Moderators are the IRC equivalent of security guards, but many people find the idea of moderation a bit draconian. There currently isn't much of a cyberspace equivalent of social shame though. No one knows you're a dog, yada yada yada. Some people basically behave like cretins online.
In the new network we are imagining these days Trust Networks can implement a social shame mechanism. WASTE allowed for encrypted communication though public key cryptography. The nice thing about this is that it not only provides a good level of encryption but it also provides identity authentication. I believe it has been suitably demonstrated that people are willing to give up anonymity when the occasion calls for it (although, strictly speaking it's not necessarily your real world identity that is authenticated but your online identity, so some level of anonymity is available, like a blind study). Once your identity is established then social networks such as FOAF and reputation systems can create a foundation for the same sociological mechanisms which work in the real world.

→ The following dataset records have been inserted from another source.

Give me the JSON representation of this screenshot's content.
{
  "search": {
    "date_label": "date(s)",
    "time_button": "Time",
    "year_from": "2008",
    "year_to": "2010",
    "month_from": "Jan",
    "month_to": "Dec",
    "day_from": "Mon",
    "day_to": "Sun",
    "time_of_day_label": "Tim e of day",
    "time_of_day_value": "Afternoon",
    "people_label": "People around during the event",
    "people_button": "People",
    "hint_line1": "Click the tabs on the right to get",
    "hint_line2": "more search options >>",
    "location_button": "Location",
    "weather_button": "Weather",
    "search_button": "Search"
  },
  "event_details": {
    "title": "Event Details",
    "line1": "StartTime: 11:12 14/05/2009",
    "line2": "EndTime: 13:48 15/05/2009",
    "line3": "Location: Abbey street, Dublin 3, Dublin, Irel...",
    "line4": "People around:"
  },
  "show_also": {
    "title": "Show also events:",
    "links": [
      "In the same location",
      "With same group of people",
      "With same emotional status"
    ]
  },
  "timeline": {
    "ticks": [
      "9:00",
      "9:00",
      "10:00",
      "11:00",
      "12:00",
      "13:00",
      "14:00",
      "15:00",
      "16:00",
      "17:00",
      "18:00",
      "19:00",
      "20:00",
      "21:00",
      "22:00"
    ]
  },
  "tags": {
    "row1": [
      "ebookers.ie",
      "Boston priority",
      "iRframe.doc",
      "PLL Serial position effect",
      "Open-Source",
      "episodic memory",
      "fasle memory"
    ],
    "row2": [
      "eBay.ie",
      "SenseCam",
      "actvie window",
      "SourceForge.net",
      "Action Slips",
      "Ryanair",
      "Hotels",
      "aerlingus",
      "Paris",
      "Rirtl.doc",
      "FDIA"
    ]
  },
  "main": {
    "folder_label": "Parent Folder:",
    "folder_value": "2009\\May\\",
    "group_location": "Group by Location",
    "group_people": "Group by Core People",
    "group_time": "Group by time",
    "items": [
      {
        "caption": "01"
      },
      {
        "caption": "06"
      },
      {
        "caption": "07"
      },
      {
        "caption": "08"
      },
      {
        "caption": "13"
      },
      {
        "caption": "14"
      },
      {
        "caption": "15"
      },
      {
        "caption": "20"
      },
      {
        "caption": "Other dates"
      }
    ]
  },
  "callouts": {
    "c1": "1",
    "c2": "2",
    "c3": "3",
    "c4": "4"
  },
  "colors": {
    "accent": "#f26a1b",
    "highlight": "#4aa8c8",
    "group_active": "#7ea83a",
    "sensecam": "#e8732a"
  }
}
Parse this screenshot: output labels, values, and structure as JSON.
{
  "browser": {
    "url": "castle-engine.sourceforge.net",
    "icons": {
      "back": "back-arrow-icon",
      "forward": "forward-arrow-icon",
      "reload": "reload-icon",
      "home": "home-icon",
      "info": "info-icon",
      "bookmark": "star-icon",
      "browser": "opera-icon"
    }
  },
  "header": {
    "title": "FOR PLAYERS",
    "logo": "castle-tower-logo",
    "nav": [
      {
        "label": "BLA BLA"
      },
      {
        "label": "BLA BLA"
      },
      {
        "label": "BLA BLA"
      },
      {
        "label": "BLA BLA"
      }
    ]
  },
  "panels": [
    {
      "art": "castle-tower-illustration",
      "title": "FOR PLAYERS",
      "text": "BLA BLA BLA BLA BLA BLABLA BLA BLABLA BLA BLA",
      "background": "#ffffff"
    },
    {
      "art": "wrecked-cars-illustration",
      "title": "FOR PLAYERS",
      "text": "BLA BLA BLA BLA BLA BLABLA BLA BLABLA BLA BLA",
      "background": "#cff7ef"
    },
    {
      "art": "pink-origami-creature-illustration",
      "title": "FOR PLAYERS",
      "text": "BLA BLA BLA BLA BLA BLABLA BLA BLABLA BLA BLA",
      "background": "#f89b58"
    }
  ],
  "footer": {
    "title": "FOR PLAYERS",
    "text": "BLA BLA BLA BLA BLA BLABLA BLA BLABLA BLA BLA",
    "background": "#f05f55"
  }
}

So imagine that Joi creates an IRC channel and configures it so that anyone with up to 6 degrees of separation from him can join it. Besides the popular folk wisdom, I know from examining the growth-per-hop of my own social network that the chances are pretty good that most everyone who would want to join #joiito would meet that requirement.
In this scenario, anyone who is on the chat channel has a reputation to protect. And even if someone doesn't care about their reputation, then someone along the network path leading back to Joi will care. Joi is friends with Alice. Alice is friends with Bob. Bob is friends with Chuck. Chuck posts the goatse.cx URL to #joiito, which everyone knows is a no-no. Chuck gets warned, but he keeps it up. Chuck gets banned. Additionally Bob gets marked as someone whose friends aren't to be allowed into the group. Bob is automatically alerted to this and isn't too happy. Bob emails Chuck and says "Dude, what the hell is wrong with you?" Perhaps Bob could at this point drop Chuck from his to-be-trusted set of friends, which will automatically lift the ban on his other friends. Note that there can be different sets of social network connections, like "I vouch for this person in this context" categories, such as "professional", "polite", "intellectual", "cool".... Perhaps the #joiito configuration specfies the "intellectual" and "polite" connections.
Chuck could create a new persona and try to get into the network again, but someone has to exchange links with him. If anyone becomes known as someone who links to just anyone then they will become untrusted themselves. It seems to be feasible to embed a reasonable social shame and reputation mechanism that is no more draconian than the one that works in the real world.